Diblock and Random Antifouling Bioactive Polymer Brushes on Gold Surfaces by Visible-Light-Induced Polymerization (SI-PET-RAFT) in Water

Surface-initiated photoinduced electron-transfer-reversible addition-fragmentation chain transfer (SI-PET-RAFT) is, for the first time, used for the creation of antifouling polymer brushes on gold surfaces based on three monomers: oligo(ethylene glycol) methyl ether methacrylate (MeOEGMA), N-(2-hydroxypropyl) methacrylamide (HPMA), and carboxybetaine methacrylamide (CBMA). These coatings are subsequently characterized by X-ray photoelectron spectroscopy (XPS) and ellipsometry. The living nature of this polymerization allows for the creation of random and diblock copolymer brushes, which are based on HPMA (superb antifouling) and CBMA (good antifouling and functionalizable via activated ester chemistry). The polymer brushes demonstrate good antifouling properties against undiluted human serum, as monitored by quartz crystal microbalance with dissipation (QCM-D) and surface plasmon resonance (SPR) spectroscopy in real time.

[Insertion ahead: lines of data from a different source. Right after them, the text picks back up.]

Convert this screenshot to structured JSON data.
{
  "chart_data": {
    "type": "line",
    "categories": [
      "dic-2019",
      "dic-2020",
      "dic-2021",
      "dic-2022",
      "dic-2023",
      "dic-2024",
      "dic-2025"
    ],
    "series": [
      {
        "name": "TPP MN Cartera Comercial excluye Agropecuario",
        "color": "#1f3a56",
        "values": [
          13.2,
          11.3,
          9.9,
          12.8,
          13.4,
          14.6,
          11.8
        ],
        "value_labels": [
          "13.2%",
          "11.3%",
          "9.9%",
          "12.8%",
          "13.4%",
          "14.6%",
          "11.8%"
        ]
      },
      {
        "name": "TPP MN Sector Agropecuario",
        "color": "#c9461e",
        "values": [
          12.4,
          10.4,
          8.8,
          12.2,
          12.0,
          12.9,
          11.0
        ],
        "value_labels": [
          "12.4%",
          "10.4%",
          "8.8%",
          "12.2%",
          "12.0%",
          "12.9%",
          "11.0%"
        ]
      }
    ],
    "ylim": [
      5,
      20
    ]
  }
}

The amount of immobilization of bioactive moieties, here an antibody immobilized using N-succinimidyl ester-1-ethyl-3-(3-dimethylaminopropyl)carbodiimide hydrochloride (NHS-EDC) coupling, in the diblock and random copolymer brushes is monitored by SPR, and is analyzed with respect to the brush structure, and is shown to be superior in the diblock copolymer brush. This approach represents a scalable, robust, mild, oxygen-tolerant, and heavy-metal-free route toward the production of antifouling and functional copolymer brushes (on gold surfaces) that open up applications in biosensing and tissue engineering.

Automated summary

Surface-initiated photoinduced electron-transfer-reversible addition-fragmentation chain transfer (SI-PET-RAFT) was utilized for the first time to create antifouling polymer brushes on gold surfaces. The polymerization process allowed for the production of random and diblock copolymer brushes, demonstrating excellent antifouling properties against undiluted human serum. The amount of bioactive moiety immobilization in the polymer brushes was analyzed with respect to brush structure, showing superior results in the diblock copolymer brush. This approach provides a scalable, robust, mild, oxygen-tolerant, and heavy-metal-free method for producing antifouling and functional copolymer brushes with potential applications in biosensing and tissue engineering.